„Ich habe lieber weggeschaut“ - Gedenkstättenfahrt 7. - 14. Oktober 2023

„Ich habe lieber weggeschaut“, so lauteten die Worte eines Kraftfahrers in Auschwitz, der Häftlinge zu medizinischen Versuchen gefahren hat und genau wusste, was mit ihnen geschehen würde. Symbolisch steht dieser Ausspruch für die Ignoranz und das Versagen der vielen direkt oder indirekten Beteiligten, während der Holocaust seinen verheerenden Lauf nahm.

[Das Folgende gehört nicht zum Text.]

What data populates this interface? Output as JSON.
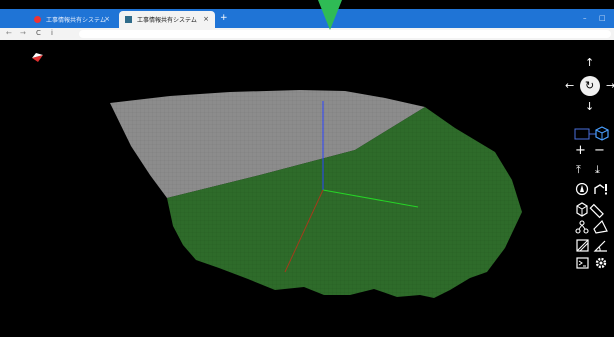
{
  "browser": {
    "tabs": [
      {
        "label": "工事情報共有システム",
        "active": false
      },
      {
        "label": "工事情報共有システム",
        "active": true
      }
    ],
    "new_tab_label": "+",
    "close_label": "×",
    "nav": {
      "back": "←",
      "forward": "→",
      "reload": "C",
      "info": "i"
    },
    "window_controls": {
      "minimize": "–",
      "maximize": "□"
    }
  },
  "colors": {
    "accent_blue": "#1f74d6",
    "terrain_green": "#2e6b2a",
    "terrain_gray": "#8c8c8c",
    "pointer_green": "#2fbb55"
  },
  "toolbar": {
    "pan_up": "↑",
    "pan_down": "↓",
    "pan_left": "←",
    "pan_right": "→",
    "rotate_center": "↻",
    "zoom_in": "+",
    "zoom_out": "−",
    "raise": "⤒",
    "lower": "⤓"
  }
}
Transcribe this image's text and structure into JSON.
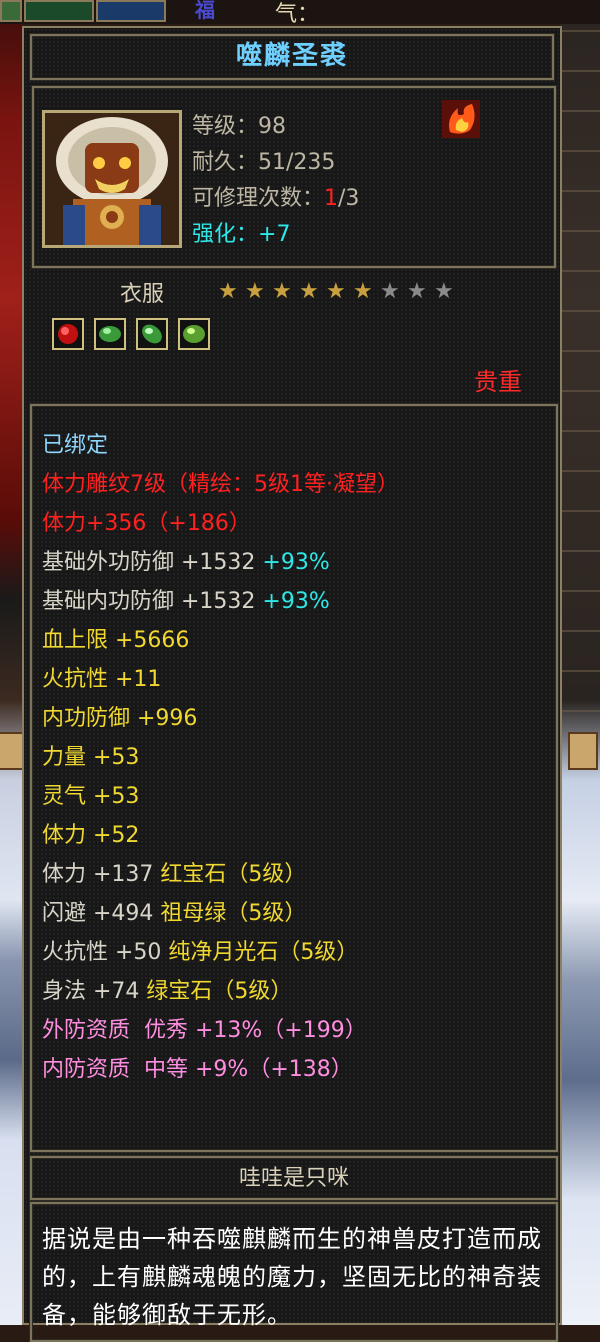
{
  "top": {
    "partial_label_blue": "福",
    "partial_label": "气："
  },
  "item": {
    "name": "噬麟圣裘",
    "level_label": "等级：98",
    "durability_label": "耐久：51/235",
    "repair_prefix": "可修理次数：",
    "repair_used": "1",
    "repair_suffix": "/3",
    "enhance_label": "强化：",
    "enhance_value": "+7",
    "category": "衣服",
    "stars_filled": 6,
    "stars_total": 9,
    "rarity": "贵重",
    "gem_slots": [
      "red-gem-icon",
      "green-gem-icon",
      "green-gem-icon",
      "green-gem-icon"
    ]
  },
  "stats": {
    "bound": "已绑定",
    "engrave": "体力雕纹7级（精绘：5级1等·凝望）",
    "vit_main": "体力+356（+186）",
    "ext_def": "基础外功防御 +1532",
    "ext_def_pct": "+93%",
    "int_def": "基础内功防御 +1532",
    "int_def_pct": "+93%",
    "hp": "血上限 +5666",
    "fire_res": "火抗性 +11",
    "inner_def": "内功防御 +996",
    "str": "力量 +53",
    "spirit": "灵气 +53",
    "vit": "体力 +52",
    "gem1_stat": "体力 +137",
    "gem1_name": "红宝石（5级）",
    "gem2_stat": "闪避 +494",
    "gem2_name": "祖母绿（5级）",
    "gem3_stat": "火抗性 +50",
    "gem3_name": "纯净月光石（5级）",
    "gem4_stat": "身法 +74",
    "gem4_name": "绿宝石（5级）",
    "apt1": "外防资质  优秀 +13%（+199）",
    "apt2": "内防资质  中等 +9%（+138）"
  },
  "owner": "哇哇是只咪",
  "description": "据说是由一种吞噬麒麟而生的神兽皮打造而成的，上有麒麟魂魄的魔力，坚固无比的神奇装备，能够御敌于无形。",
  "colors": {
    "title": "#6fd0ff",
    "red": "#ff2020",
    "cyan": "#2ee8e8",
    "yellow": "#f0d830",
    "pink": "#ff8ee0",
    "star_filled": "#c8a040",
    "star_empty": "#8a8a8a"
  }
}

Unsere Reise in diese Vergangenheit war eine zutiefst bewegende und lehrreiche Erfahrung. Die Reise führte uns an einen Ort, der als ein Symbol für eines der dunkelsten Kapitel der Menschheitsgeschichte steht.

Doch unsere Fahrt zur Gedenkstätte Auschwitz war mehr als „nur“ ein Besuch an einem historischen Ort – es war eine Reise in die tiefsten Abgründe der Menschheit, aber auch ein Versprechen, die Erinnerung an die Opfer des Holocaust am Leben wachzuhalten. 

Auschwitz, der Ort, an dem über eine Million unschuldiger Menschen während des Holocausts ihr Leben ließen. Zu diesem Ort brachte uns die Reise.

Wir alle wussten, was auf uns zukommen würde, doch trotzdem verfolgte uns ein Gefühl der Ungewissheit, der Unsicherheit, ob wir diesem Ort emotional gewachsen sein würden. Mit diesen Ängsten wurden wir nicht alleine gelassen, im Gegenteil, wir wurden auf alles Bevorstehende sehr gut vorbereitet.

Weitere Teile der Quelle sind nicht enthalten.